The luminous flux maintenance factor is shown as the a conversion amount, and the luminous flux is measured as the initial luminous flux after 30 minutes from the time when the lamp is lit and the lamp is stabilized,
The luminous flux after continuous lighting for 1000 hours is shown by the luminous flux maintenance ratio with respect to the initial luminous flux. Further, the starting voltage (Vs) indicates the voltage required for lighting the lamp at a constant current value, and the tube end blackening occurs when the blackening occurs at the tube end within 200 hours after continuous lighting of the lamp in x, and 200 to 1000 hours. The results are determined by visual observation, with Δ being the one and ◯ being the one that did not occur even after 1000 hours or more. Margin below

[0023]

[Table 1]

As shown in Table 1, the rapid start type fluorescent lamp using the phosphor of the present invention is excellent in the luminous flux maintenance factor and can lower the light emission starting voltage. Further, in the case of magnesium hydroxide alone or lanthanum hydroxide alone, the tube end blackening occurred, whereas when both coexisted, the tube end blackening did not occur at all, and very good characteristics were shown.
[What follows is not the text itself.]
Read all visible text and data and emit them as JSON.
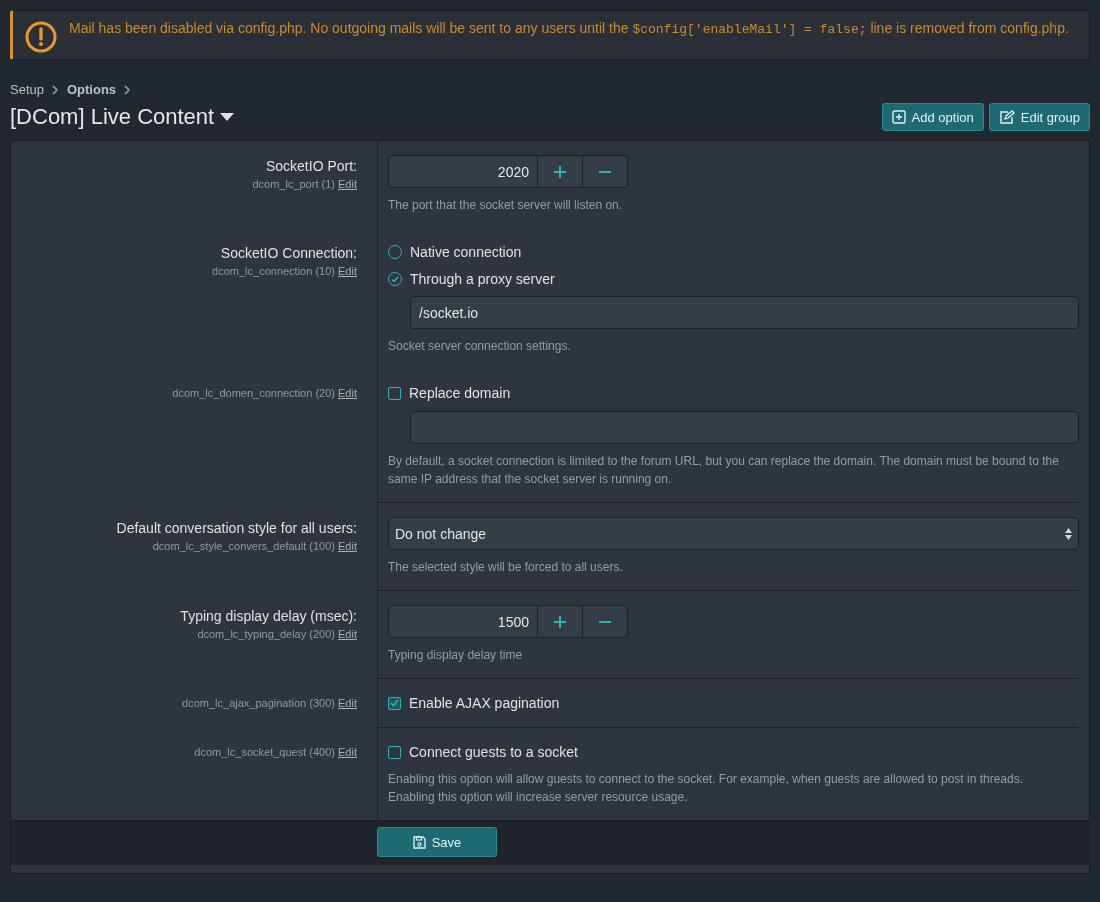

Further, although not particularly shown in the table, the glass bulb was flipped with a piano wire from a certain distance with a certain force, so that the fluorescent lamp obtained in Example 1 and the fluorescent lamp of Comparative Example 3 were When the peeling of the fluorescent film was tested, the fluorescent film of the lamp of Comparative Example 3 was peeled off by 10 cm ² or more, whereas the fluorescent film of the lamp of the present invention was peeled off by 5 cm ² or less. From this, it was found that the lanthanum hydroxide attached to the phosphor of the present invention also has a function as a binder for increasing the binding force between the phosphor and the glass bulb.

[0026]

As described above, the phosphor of the present invention is
Since magnesium hydroxide and lanthanum hydroxide are attached to the surface of the particles, it is possible to improve the luminous flux maintenance factor of the fluorescent lamp and the blackening of the tube end. Can be lowered. Also, the binding force of the fluorescent film can be increased.

Claims (1)

[Claims] 1. Magnesium hydroxide on the surface of phosphor particles,
And phosphor to which lanthanum hydroxide is attached.